The 3-Move Calf Crusher Workout
The first installment in Yahoo Health’s new original workout series will leave your legs and calves screaming — for more. (Photo by Will Mebane, graphic by Priscilla De Castro/Yahoo Health)
The biggest mistake guys make when training their calves and legs, according to fitness expert David Kirsch: They don’t do it.
“Calves are probably the last body part that a guy thinks about in the gym,” Kirsch, the founder of New York City’s Madison Square Club, tells Yahoo Health. “They think about biceps, triceps, chest, and abs.” But your legs are the foundation of your body, supporting you as you stand, run, or lift anything heavy — and they start with your calves.
Plus, you look better when your lower body looks just as strong and built as your upper half. “When I create a training plan, I think of myself as a sculptor working to create symmetry in the body,” Kirsch says. Neglecting your legs is like leaving a statue half-finished.

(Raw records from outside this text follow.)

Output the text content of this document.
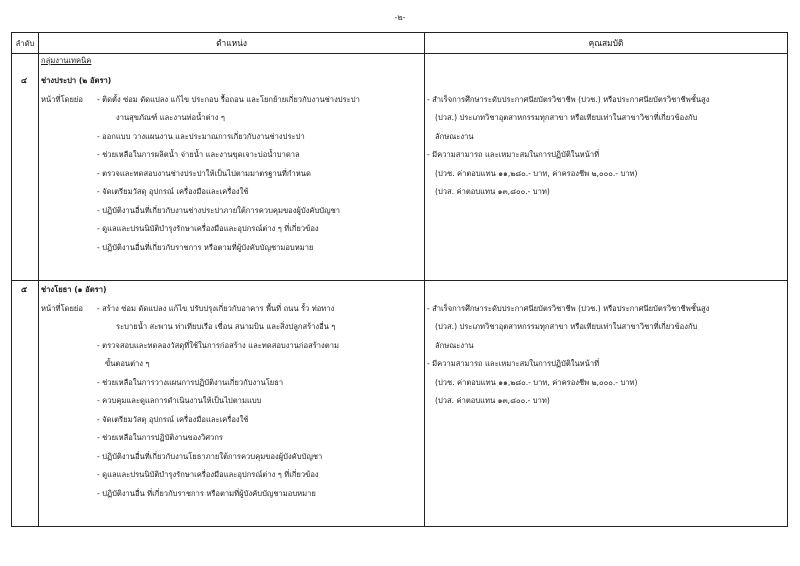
-๒-
ลำดับ	ตำแหน่ง	คุณสมบัติ
กลุ่มงานเทคนิค
๔ ช่างประปา (๒ อัตรา)
หน้าที่โดยย่อ - ติดตั้ง ซ่อม ดัดแปลง แก้ไข ประกอบ รื้อถอน และโยกย้ายเกี่ยวกับงานช่างประปา
งานสุขภัณฑ์ และงานท่อน้ำต่าง ๆ
- ออกแบบ วางแผนงาน และประมาณการเกี่ยวกับงานช่างประปา
- ช่วยเหลือในการผลิตน้ำ จ่ายน้ำ และงานขุดเจาะบ่อน้ำบาดาล
- ตรวจและทดสอบงานช่างประปาให้เป็นไปตามมาตรฐานที่กำหนด
- จัดเตรียมวัสดุ อุปกรณ์ เครื่องมือและเครื่องใช้
- ปฏิบัติงานอื่นที่เกี่ยวกับงานช่างประปาภายใต้การควบคุมของผู้บังคับบัญชา
- ดูแลและปรนนิบัติบำรุงรักษาเครื่องมือและอุปกรณ์ต่าง ๆ ที่เกี่ยวข้อง
- ปฏิบัติงานอื่นที่เกี่ยวกับราชการ หรือตามที่ผู้บังคับบัญชามอบหมาย
- สำเร็จการศึกษาระดับประกาศนียบัตรวิชาชีพ (ปวช.) หรือประกาศนียบัตรวิชาชีพชั้นสูง
(ปวส.) ประเภทวิชาอุตสาหกรรมทุกสาขา หรือเทียบเท่าในสาขาวิชาที่เกี่ยวข้องกับ
ลักษณะงาน
- มีความสามารถ และเหมาะสมในการปฏิบัติในหน้าที่
(ปวช. ค่าตอบแทน ๑๑,๒๘๐.- บาท, ค่าครองชีพ ๒,๐๐๐.- บาท)
(ปวส. ค่าตอบแทน ๑๓,๘๐๐.- บาท)
๕ ช่างโยธา (๑ อัตรา)
หน้าที่โดยย่อ - สร้าง ซ่อม ดัดแปลง แก้ไข ปรับปรุงเกี่ยวกับอาคาร พื้นที่ ถนน รั้ว ท่อทาง
ระบายน้ำ สะพาน ท่าเทียบเรือ เขื่อน สนามบิน และสิ่งปลูกสร้างอื่น ๆ
- ตรวจสอบและทดลองวัสดุที่ใช้ในการก่อสร้าง และทดสอบงานก่อสร้างตาม
ขั้นตอนต่าง ๆ
- ช่วยเหลือในการวางแผนการปฏิบัติงานเกี่ยวกับงานโยธา
- ควบคุมและดูแลการดำเนินงานให้เป็นไปตามแบบ
- จัดเตรียมวัสดุ อุปกรณ์ เครื่องมือและเครื่องใช้
- ช่วยเหลือในการปฏิบัติงานของวิศวกร
- ปฏิบัติงานอื่นที่เกี่ยวกับงานโยธาภายใต้การควบคุมของผู้บังคับบัญชา
- ดูแลและปรนนิบัติบำรุงรักษาเครื่องมือและอุปกรณ์ต่าง ๆ ที่เกี่ยวข้อง
- ปฏิบัติงานอื่น ที่เกี่ยวกับราชการ หรือตามที่ผู้บังคับบัญชามอบหมาย
- สำเร็จการศึกษาระดับประกาศนียบัตรวิชาชีพ (ปวช.) หรือประกาศนียบัตรวิชาชีพชั้นสูง
(ปวส.) ประเภทวิชาอุตสาหกรรมทุกสาขา หรือเทียบเท่าในสาขาวิชาที่เกี่ยวข้องกับ
ลักษณะงาน
- มีความสามารถ และเหมาะสมในการปฏิบัติในหน้าที่
(ปวช. ค่าตอบแทน ๑๑,๒๘๐.- บาท, ค่าครองชีพ ๒,๐๐๐.- บาท)
(ปวส. ค่าตอบแทน ๑๓,๘๐๐.- บาท)
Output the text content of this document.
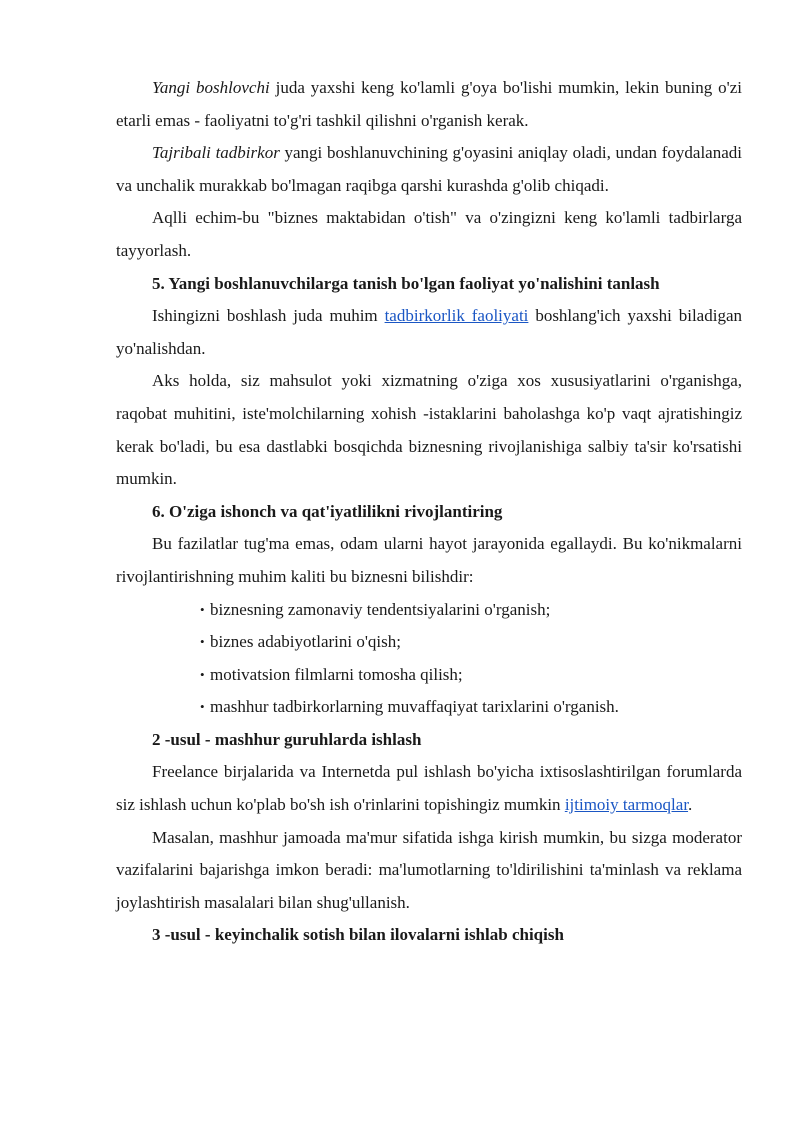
Yangi boshlovchi juda yaxshi keng ko'lamli g'oya bo'lishi mumkin, lekin buning o'zi etarli emas - faoliyatni to'g'ri tashkil qilishni o'rganish kerak.

Tajribali tadbirkor yangi boshlanuvchining g'oyasini aniqlay oladi, undan foydalanadi va unchalik murakkab bo'lmagan raqibga qarshi kurashda g'olib chiqadi.

Aqlli echim-bu "biznes maktabidan o'tish" va o'zingizni keng ko'lamli tadbirlarga tayyorlash.

5. Yangi boshlanuvchilarga tanish bo'lgan faoliyat yo'nalishini tanlash

Ishingizni boshlash juda muhim tadbirkorlik faoliyati boshlang'ich yaxshi biladigan yo'nalishdan.

Aks holda, siz mahsulot yoki xizmatning o'ziga xos xususiyatlarini o'rganishga, raqobat muhitini, iste'molchilarning xohish -istaklarini baholashga ko'p vaqt ajratishingiz kerak bo'ladi, bu esa dastlabki bosqichda biznesning rivojlanishiga salbiy ta'sir ko'rsatishi mumkin.

6. O'ziga ishonch va qat'iyatlilikni rivojlantiring

Bu fazilatlar tug'ma emas, odam ularni hayot jarayonida egallaydi. Bu ko'nikmalarni rivojlantirishning muhim kaliti bu biznesni bilishdir:

• biznesning zamonaviy tendentsiyalarini o'rganish;
• biznes adabiyotlarini o'qish;
• motivatsion filmlarni tomosha qilish;
• mashhur tadbirkorlarning muvaffaqiyat tarixlarini o'rganish.

2 -usul - mashhur guruhlarda ishlash

Freelance birjalarida va Internetda pul ishlash bo'yicha ixtisoslashtirilgan forumlarda siz ishlash uchun ko'plab bo'sh ish o'rinlarini topishingiz mumkin ijtimoiy tarmoqlar.

Masalan, mashhur jamoada ma'mur sifatida ishga kirish mumkin, bu sizga moderator vazifalarini bajarishga imkon beradi: ma'lumotlarning to'ldirilishini ta'minlash va reklama joylashtirish masalalari bilan shug'ullanish.

3 -usul - keyinchalik sotish bilan ilovalarni ishlab chiqish
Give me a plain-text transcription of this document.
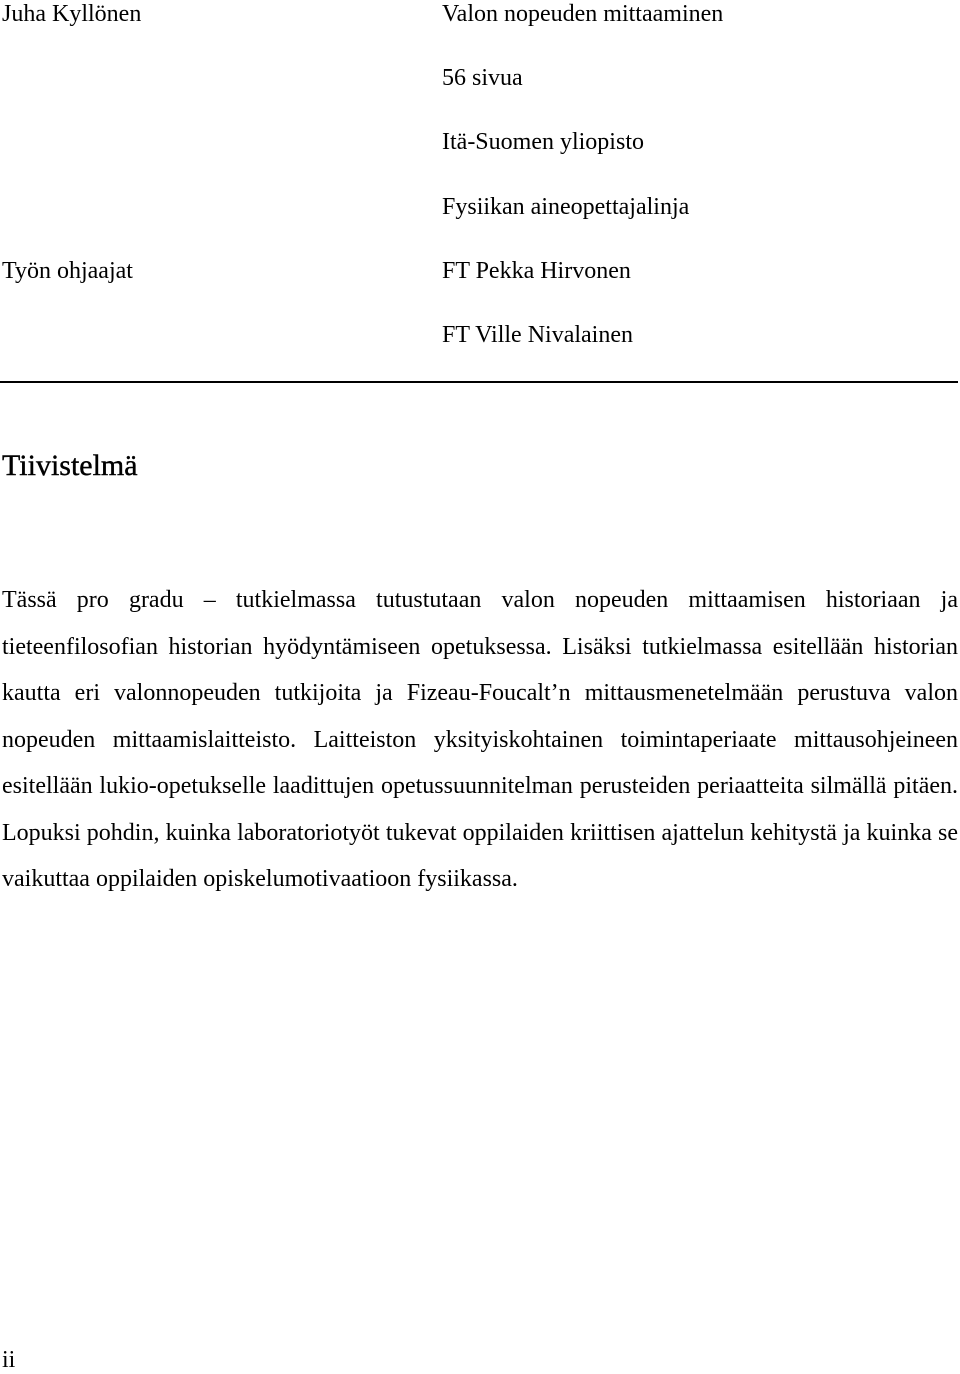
Juha Kyllönen	Valon nopeuden mittaaminen
56 sivua
Itä-Suomen yliopisto
Fysiikan aineopettajalinja
Työn ohjaajat	FT Pekka Hirvonen
FT Ville Nivalainen
Tiivistelmä

Tässä pro gradu – tutkielmassa tutustutaan valon nopeuden mittaamisen historiaan ja tieteenfilosofian historian hyödyntämiseen opetuksessa. Lisäksi tutkielmassa esitellään historian kautta eri valonnopeuden tutkijoita ja Fizeau-Foucalt’n mittausmenetelmään perustuva valon nopeuden mittaamislaitteisto. Laitteiston yksityiskohtainen toimintaperiaate mittausohjeineen esitellään lukio-opetukselle laadittujen opetussuunnitelman perusteiden periaatteita silmällä pitäen. Lopuksi pohdin, kuinka laboratoriotyöt tukevat oppilaiden kriittisen ajattelun kehitystä ja kuinka se vaikuttaa oppilaiden opiskelumotivaatioon fysiikassa.

ii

The bottom line: If you want to look your best when shorts season arrives, it’s crucial to train your calves, quadriceps (front of the thighs), and hamstrings (back of the thighs).
Kirsch’s Calf Crusher Workout, created specifically for Yahoo Health, blasts your calves and lower body with only three deviously simple-looking exercises. Do the routine below twice a week as a part of a well-rounded strength and cardio plan, and you’ll not only look great in a pair of trunks, you’ll also skyrocket your overall fitness. “Doing something that your body isn’t normally used to forces your body to act and react in a different way,” Kirsch says. “That improves your strength, agility, and overall performance in addition to sculpting your muscles.”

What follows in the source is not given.